Search code examples
batch-processingsap-ase

Sybase ASE data purge batch - design & performance


I am working on a Sybase ASE (migrating to 15.7) data purge utility to be used by multiple tables/ databases to delete huge amount of unwanted older data.

  1. After receiving an input table name, automatically figure out the child tables and delete data. But, I couldn't find an hierarchical query clause like Oracle's "Connect by .. Prior" clause. Is there any other way to implement this?
  2. I am deleting data by looping through multiple transaction/ commits in small increments. After the deletes, at what interval, should I do "reorg rebuild"?
  3. Do I need to do update statistics? If I have to, what is the criteria that I should consider before doing update statistics?
  4. Some tables may be partitioned. Is there anything that I need to consider in partition's perspective?
  5. Some of our DB's (i guess index..?) are clustered. I don't have much idea about clustering. Do I need to consider anything in clustering perspective?
  6. Send Email at the end of processing. Does built-in email package similar to oracle's UTIL_SMTP?

Solution

  • Some of the points are blank right now, and I will fill them as I get a chance.

    1 - Check out this post on replicating this feature in Sybase ASE.

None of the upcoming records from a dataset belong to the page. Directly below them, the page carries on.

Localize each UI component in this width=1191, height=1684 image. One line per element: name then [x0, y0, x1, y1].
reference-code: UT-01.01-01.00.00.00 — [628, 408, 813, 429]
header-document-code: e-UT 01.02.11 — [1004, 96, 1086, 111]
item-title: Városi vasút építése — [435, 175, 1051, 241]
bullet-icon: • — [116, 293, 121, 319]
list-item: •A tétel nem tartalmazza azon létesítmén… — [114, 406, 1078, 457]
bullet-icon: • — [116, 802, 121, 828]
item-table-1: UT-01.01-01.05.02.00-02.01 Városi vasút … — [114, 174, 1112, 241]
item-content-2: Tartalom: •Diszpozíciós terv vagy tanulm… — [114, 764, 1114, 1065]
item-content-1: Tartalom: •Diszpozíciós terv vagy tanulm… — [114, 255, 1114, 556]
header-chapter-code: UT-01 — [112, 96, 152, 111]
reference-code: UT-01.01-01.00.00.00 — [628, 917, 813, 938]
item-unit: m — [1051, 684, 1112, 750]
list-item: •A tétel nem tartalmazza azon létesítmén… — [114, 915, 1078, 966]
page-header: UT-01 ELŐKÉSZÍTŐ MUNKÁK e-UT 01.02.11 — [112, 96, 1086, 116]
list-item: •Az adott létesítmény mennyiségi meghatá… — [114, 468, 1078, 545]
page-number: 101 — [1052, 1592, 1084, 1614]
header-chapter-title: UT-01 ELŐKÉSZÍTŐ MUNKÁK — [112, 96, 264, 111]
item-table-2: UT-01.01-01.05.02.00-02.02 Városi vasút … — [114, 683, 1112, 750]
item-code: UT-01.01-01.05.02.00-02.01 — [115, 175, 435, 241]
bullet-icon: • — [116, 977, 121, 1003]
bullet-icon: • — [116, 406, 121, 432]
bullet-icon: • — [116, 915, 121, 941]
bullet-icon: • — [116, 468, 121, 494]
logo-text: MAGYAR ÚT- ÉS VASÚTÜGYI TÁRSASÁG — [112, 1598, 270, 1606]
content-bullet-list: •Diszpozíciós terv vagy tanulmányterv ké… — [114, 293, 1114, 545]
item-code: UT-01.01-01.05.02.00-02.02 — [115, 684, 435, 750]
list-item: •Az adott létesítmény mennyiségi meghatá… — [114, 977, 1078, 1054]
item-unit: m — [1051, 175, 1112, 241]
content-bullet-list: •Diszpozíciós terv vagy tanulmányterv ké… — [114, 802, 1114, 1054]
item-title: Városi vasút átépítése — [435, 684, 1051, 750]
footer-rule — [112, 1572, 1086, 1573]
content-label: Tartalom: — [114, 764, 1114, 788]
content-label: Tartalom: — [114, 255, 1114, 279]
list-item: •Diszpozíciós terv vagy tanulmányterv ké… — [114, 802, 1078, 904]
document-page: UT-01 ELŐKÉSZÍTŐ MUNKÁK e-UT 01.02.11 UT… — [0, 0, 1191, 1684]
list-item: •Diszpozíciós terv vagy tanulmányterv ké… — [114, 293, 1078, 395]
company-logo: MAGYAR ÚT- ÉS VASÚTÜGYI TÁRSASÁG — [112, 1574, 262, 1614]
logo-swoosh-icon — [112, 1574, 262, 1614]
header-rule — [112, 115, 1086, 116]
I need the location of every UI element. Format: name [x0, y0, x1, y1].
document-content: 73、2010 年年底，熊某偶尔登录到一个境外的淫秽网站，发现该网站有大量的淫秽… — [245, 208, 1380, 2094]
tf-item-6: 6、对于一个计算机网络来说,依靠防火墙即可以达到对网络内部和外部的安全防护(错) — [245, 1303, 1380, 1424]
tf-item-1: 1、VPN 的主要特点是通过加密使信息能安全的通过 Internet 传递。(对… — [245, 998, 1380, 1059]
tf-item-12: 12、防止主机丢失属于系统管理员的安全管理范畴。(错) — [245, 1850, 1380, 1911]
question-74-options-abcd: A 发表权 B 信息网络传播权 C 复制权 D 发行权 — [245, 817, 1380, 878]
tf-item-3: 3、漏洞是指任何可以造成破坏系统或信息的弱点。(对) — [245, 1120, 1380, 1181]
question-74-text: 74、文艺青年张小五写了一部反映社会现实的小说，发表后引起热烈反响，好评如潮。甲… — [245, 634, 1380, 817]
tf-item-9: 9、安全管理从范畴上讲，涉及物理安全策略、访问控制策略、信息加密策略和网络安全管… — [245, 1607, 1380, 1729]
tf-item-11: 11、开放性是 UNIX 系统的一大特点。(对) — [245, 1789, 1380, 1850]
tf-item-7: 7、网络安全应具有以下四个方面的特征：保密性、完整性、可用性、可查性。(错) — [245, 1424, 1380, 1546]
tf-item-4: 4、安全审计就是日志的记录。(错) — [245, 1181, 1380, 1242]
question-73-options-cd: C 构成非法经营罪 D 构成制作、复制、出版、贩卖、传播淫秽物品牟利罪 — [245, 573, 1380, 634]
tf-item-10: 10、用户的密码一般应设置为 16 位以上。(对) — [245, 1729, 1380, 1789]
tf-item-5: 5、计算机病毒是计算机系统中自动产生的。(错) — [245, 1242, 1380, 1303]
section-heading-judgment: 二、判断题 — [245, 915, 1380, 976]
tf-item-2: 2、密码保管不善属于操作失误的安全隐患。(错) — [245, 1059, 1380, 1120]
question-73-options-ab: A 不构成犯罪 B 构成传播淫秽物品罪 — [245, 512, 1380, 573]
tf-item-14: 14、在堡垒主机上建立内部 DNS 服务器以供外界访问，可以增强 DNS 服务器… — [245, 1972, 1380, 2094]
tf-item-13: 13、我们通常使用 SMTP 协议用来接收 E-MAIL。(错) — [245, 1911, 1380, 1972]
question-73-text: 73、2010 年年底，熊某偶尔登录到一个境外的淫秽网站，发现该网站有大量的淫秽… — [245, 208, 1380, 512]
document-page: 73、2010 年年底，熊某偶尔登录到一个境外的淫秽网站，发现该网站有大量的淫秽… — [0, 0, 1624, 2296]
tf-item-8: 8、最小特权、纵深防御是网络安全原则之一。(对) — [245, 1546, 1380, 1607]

    2 - My post over on the dba stack covers a lot of the key points on determining when to run a reorg

    3 - Since updating statistics can be done more quickly than a reorg(which also updates statistics), it's sometimes used to help improve performance between reorgs. Deciding when to run them will depend on how quickly performance degrades when you do your purges. sp_sysmon is a valuable tool that can capture metrics to help you make your decision.

    4 - Partioned tables shouldn't really impact your purge. It's another case where it may improve performance for your deletes, as the data may be accessed more quickly than other configurations.

    5 - Not really. In theory your deletes should go a bit faster if your delete is using the clustered index. Clustered indexes are used to keep the data pages in order, as records are inserted, instead of heaping the inserts.

    6 - For Windows based systems, xp_sendmail can be used. For *nix based systems, xp_cmdshell can be used to access sendmail. The documentation for those Extended Stored Procedures is here.